Furthermore, our articles give our Board the right to create one or more new classes or series of shares. As a result, our Board may, without stockholder approval, issue shares of a new class or series with voting, dividend, conversion, liquidation or other rights that could adversely affect the voting power and equity interests of the holders of our Common Shares, as well as the price of our Common Shares.
Cyber security threats
A cyber incident is an intentional or unintentional event that could threatens the integrity, confidentiality or availability of the Company's information resources. These events include, but are not limited to, unauthorized access to information systems, a disruption to our information systems, or loss of confidential information. Real's primary risks that could result directly from the occurrence of a cyber incident include operational interruption, damage to our public image and reputation, and/or potentially impact the relationships with our customers.
We have implemented processes, procedures and controls to mitigate these risks, including, but not limited to, firewalls and antivirus programs and training and awareness programs on the risks of cyber incidents. These procedures and controls do not guarantee that the financial results may not be negatively impacted by such an incident.
Subsequent events
On July 19, 2021, the Company implemented a forward split of all of its issued and outstanding Common Shares on the basis of four (4) post-split Common Shares for each one (1) pre-split Common Share (the "Share Split").
On August 3, 2021, the Insight Partners were issued an aggregate of 17,287 post-Share Split Common Shares in the exchange of the Insight Partners' Preferred Units in connection with the Forced Exchange Event. As of the date of this MD&A, Insight Partners controls approximately 17.73%of the issued and outstanding Common Shares on a fully diluted basis.
Outstanding Share Data
As of August 11, 2021, the Company had 178,039 post-Share Split Common Shares issued and outstanding.
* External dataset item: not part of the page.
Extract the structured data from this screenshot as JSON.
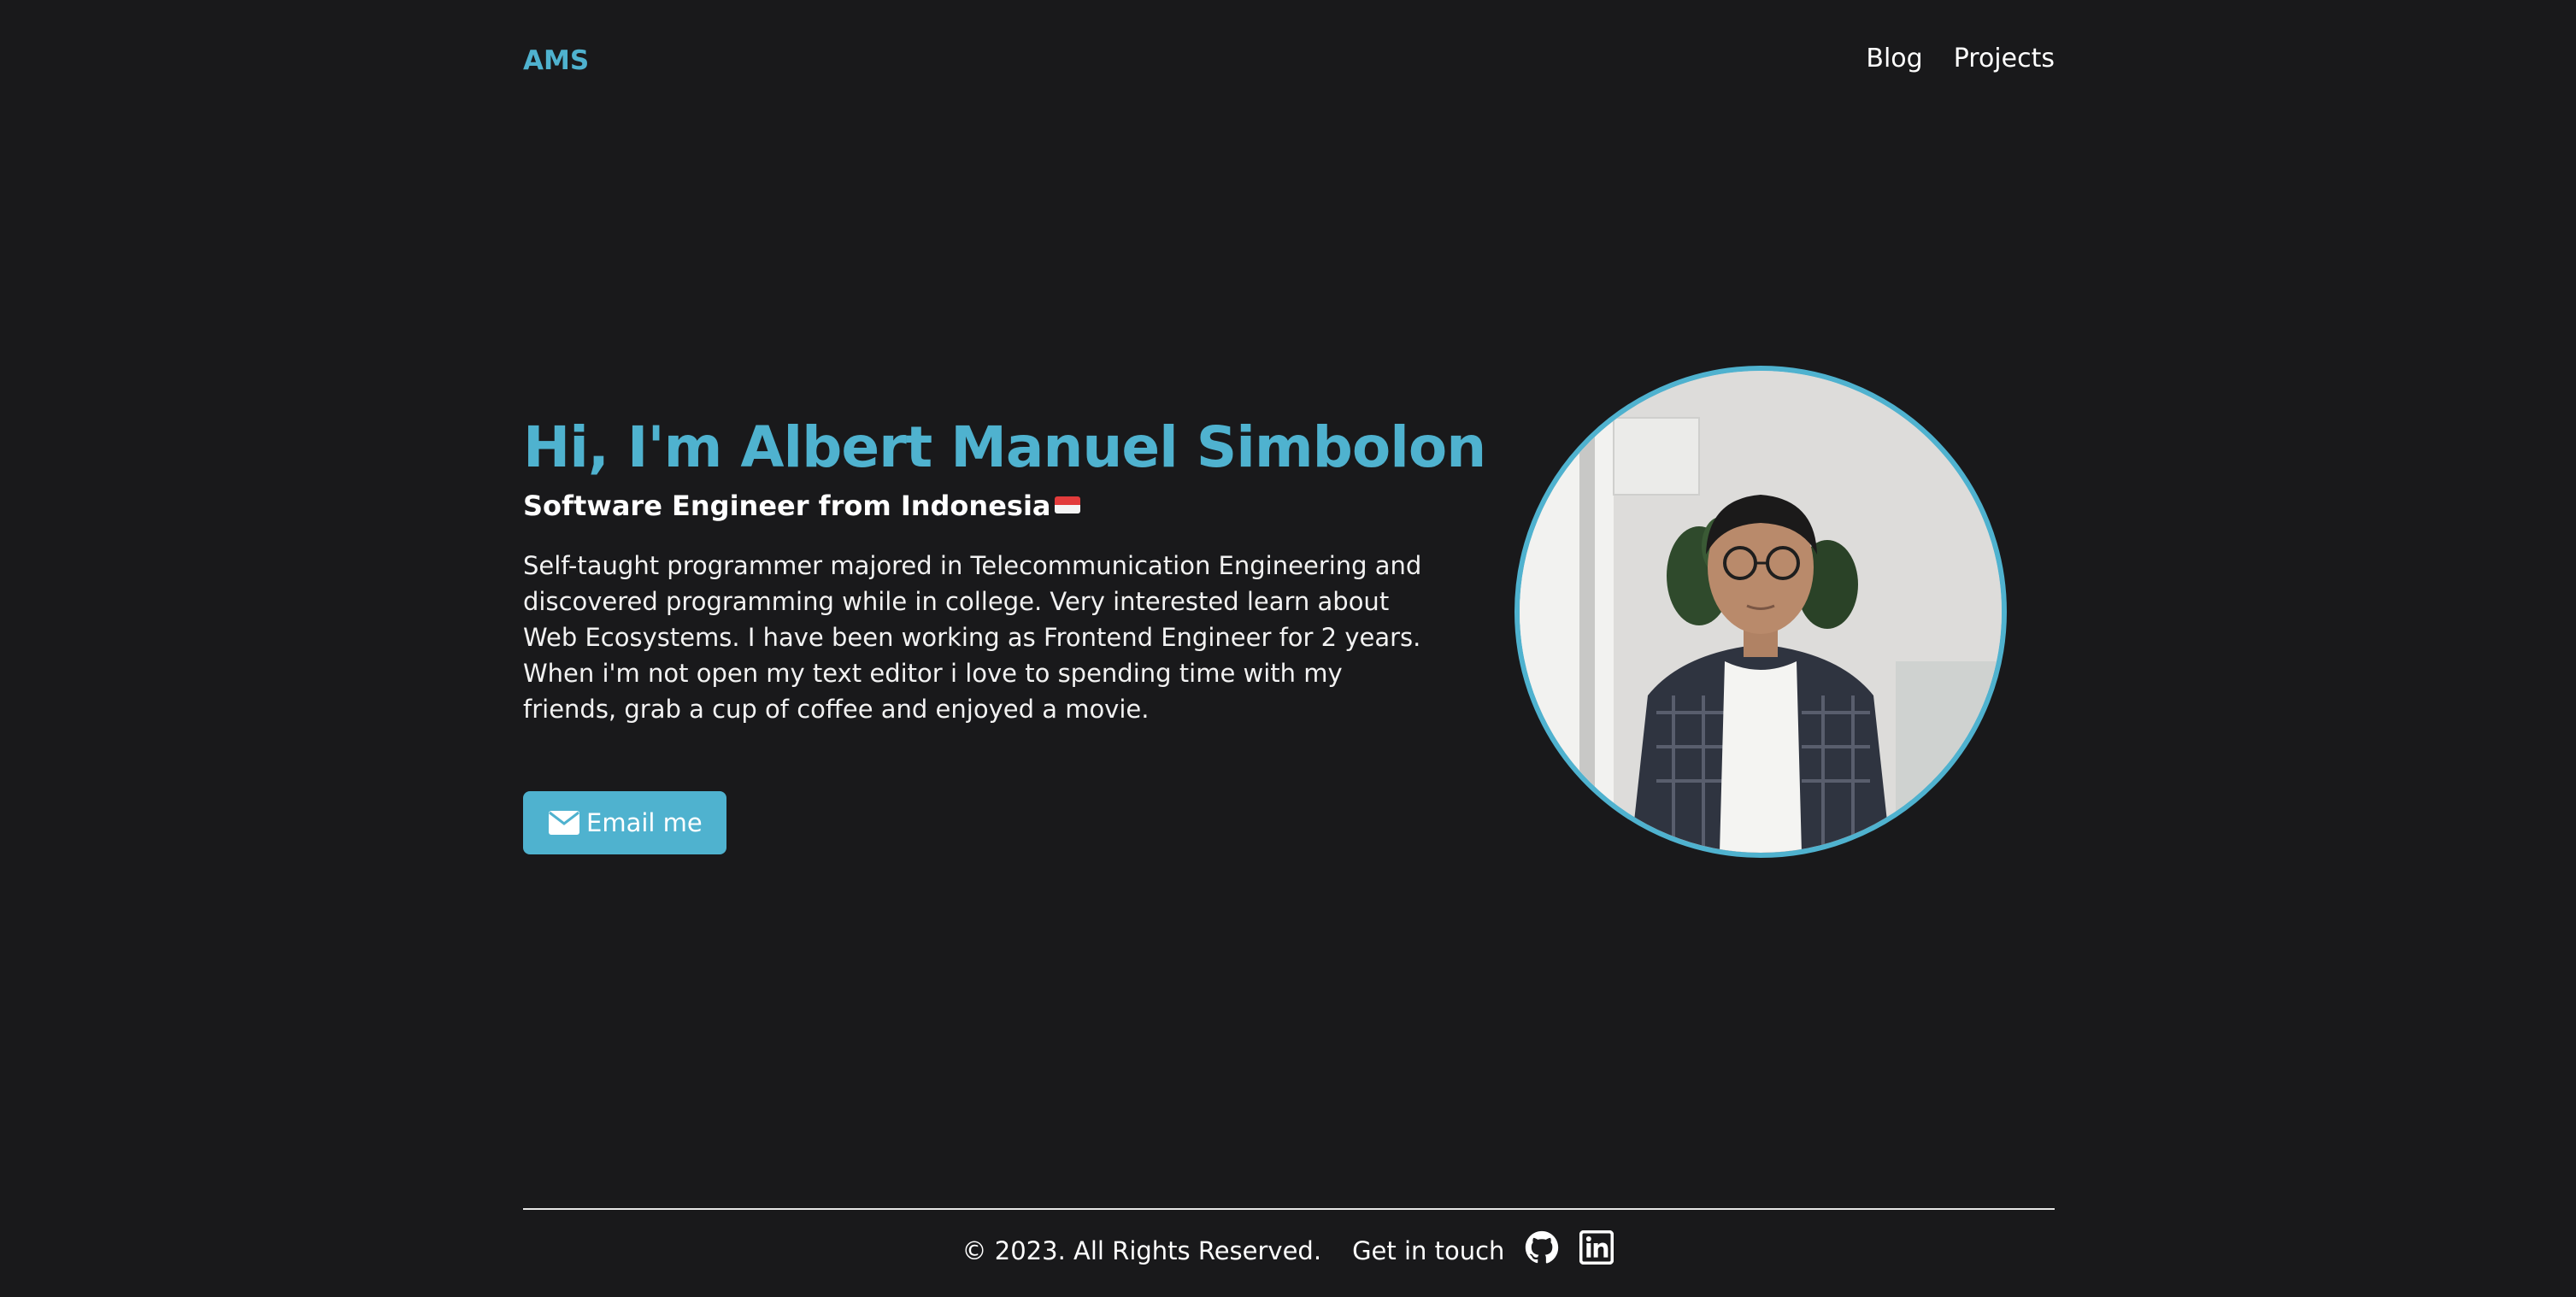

The Real Brokerage Inc. Management's Discussion and Analysis For the period ended June 30, 2021 and 2020 (In thousands of U.S. dollars and in thousands per unit amounts) | |
Outstanding Share Data (cont'd)
In addition, as of August 11, 2021, there were 19,344 post-Share Split stock options ("Options") outstanding under the Company's stock option plan post-Share Split exercises prices ranging from $0.10 to $2.16 CAD per share and expiry dates ranging from January 2026 to August 2031. Each Option is exercisable for one Common Share. A total of 2,242 post-split restricted share units ("RSUs") were outstanding under the RSU Plan. Once vested, a total of 2,242 post-split Common Shares will be issuable pursuant to the outstanding RSUs.
Additional information
These documents, as well as additional information regarding Real, have been filed electronically on Real's website at www.joinreal.com and under the Company's profile at www.sedar.com.